For the first time, a major institution tells the comprehensive story of how Spain's Jewry found a tenuous foothold in North America. Despite continued persecution, its people persisted—sometimes as upright Catholic conversos, sometimes as self-identifying "crypto-Jews." Emblems of that struggle for cultural identity appear even today: A Star of David carved into a tombstone in a Catholic cemetery; oral histories of tangled roots; Hispanic villages where genetic clusters speak to Jewish lineage

Fractured Faiths reunites Spanish artifacts with their New World counterparts for the first time to reveal the history of the Spanish Sephardim—the stalwarts, the converts and the hidden Jews—and their long heritage within the Americas. A global story that played out on New Mexico soil, this monumental exhibit details one of history's most compelling chronicles of human tenacity and the power of cultural identity.

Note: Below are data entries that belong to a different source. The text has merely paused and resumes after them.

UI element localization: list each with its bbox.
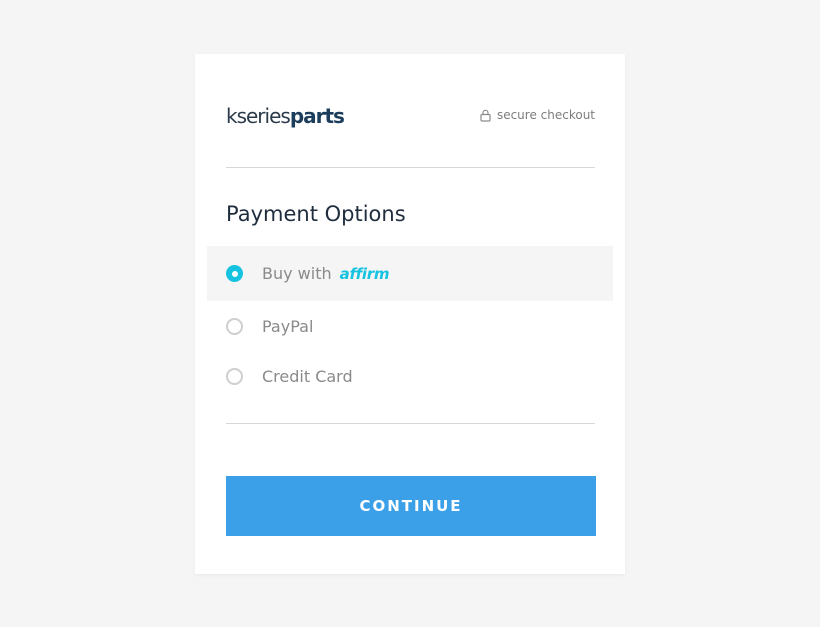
- payment-option-affirm[interactable]: Buy with affirm: [207, 246, 613, 301]
- radio-credit-card[interactable]: [226, 367, 243, 385]
- payment-option-paypal[interactable]: PayPal: [207, 301, 613, 351]
- secure-checkout-label: secure checkout: [496, 108, 595, 122]
- continue-button[interactable]: CONTINUE: [226, 476, 596, 536]
- lock-icon: [480, 109, 491, 122]
- payment-options-title: Payment Options: [226, 202, 406, 226]
- kseriesparts-logo[interactable]: kseriesparts: [226, 104, 345, 128]
- payment-option-label: PayPal: [262, 316, 314, 336]
- payment-option-credit-card[interactable]: Credit Card: [207, 351, 613, 401]
- radio-affirm[interactable]: [226, 265, 243, 282]
- checkout-header: kseriesparts secure checkout: [226, 54, 595, 168]
- affirm-logo: affirm: [339, 264, 390, 283]
- logo-text-parts: parts: [289, 104, 345, 128]
- secure-checkout-indicator: secure checkout: [480, 108, 595, 122]
- radio-paypal[interactable]: [226, 317, 243, 335]
- payment-option-label: Buy with: [262, 264, 332, 283]
- payment-option-label: Credit Card: [262, 366, 353, 386]
- logo-text-kseries: kseries: [226, 104, 291, 128]
- payment-options-list: Buy with affirm PayPal Credit Card: [207, 246, 613, 401]
- section-divider: [226, 423, 595, 424]
- checkout-card: kseriesparts secure checkout Payment Opt…: [195, 54, 625, 574]
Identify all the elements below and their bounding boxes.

The first day of the symposium on Friday, September 9th at 8:30am will kick off with a discussion by David Graizbord of the Arizona Center for Judaic Studies at the University of Arizona with his talk Iberian Identity Crises and Their Reverberations: 1391 and Beyond. Gretchen Starr-LeBeau of Principia College in Illinois will lead a talk on Violence, Revitalization, Expulsion: Jewish Life in Late-Medieval Iberia. Emmanuel Ortega of University of Nevada in Las Vegas, Nevada will discuss The Reception of Autos-de-Fe in 18th-Century San Bartolome Otzolotepec: the Contextual Graphics of a Hegemonic Spectacle. Paul Duncan, a Medical Oncologist from the Hematology Oncology Associates of New Mexico will lead a discussion onA Genetic Link: Identifying a Sephardic Fingerprint.

On the second day of the symposium on Saturday, September 10th starting at 9am, Independent scholar José Esquibel will lead a talk entitled Out from the Shadow of Suspicion: The Identity of Juan de Oñate's Jewish-Converso Lineage. Frances Levine of the Missouri History Museum in St. Louis Missouri will discuss Doña Teresa's World: An Intimate View into the Palace. Ron Duncan Hart, a Research Associate at the Latin American & Iberian Institute at the University of New Mexico, will discuss The Twentieth Century Movement of Reclaiming Jewish Identity. Ofer Ben-Amots from Colorado College in Colorado Springs, Colorado and Debra Ayers a Recitalist from Santa Fe, New Mexico will lead a lecture and recital on Ladino (Judeo-Spanish language) Romanceros, Kantas, and Coplas.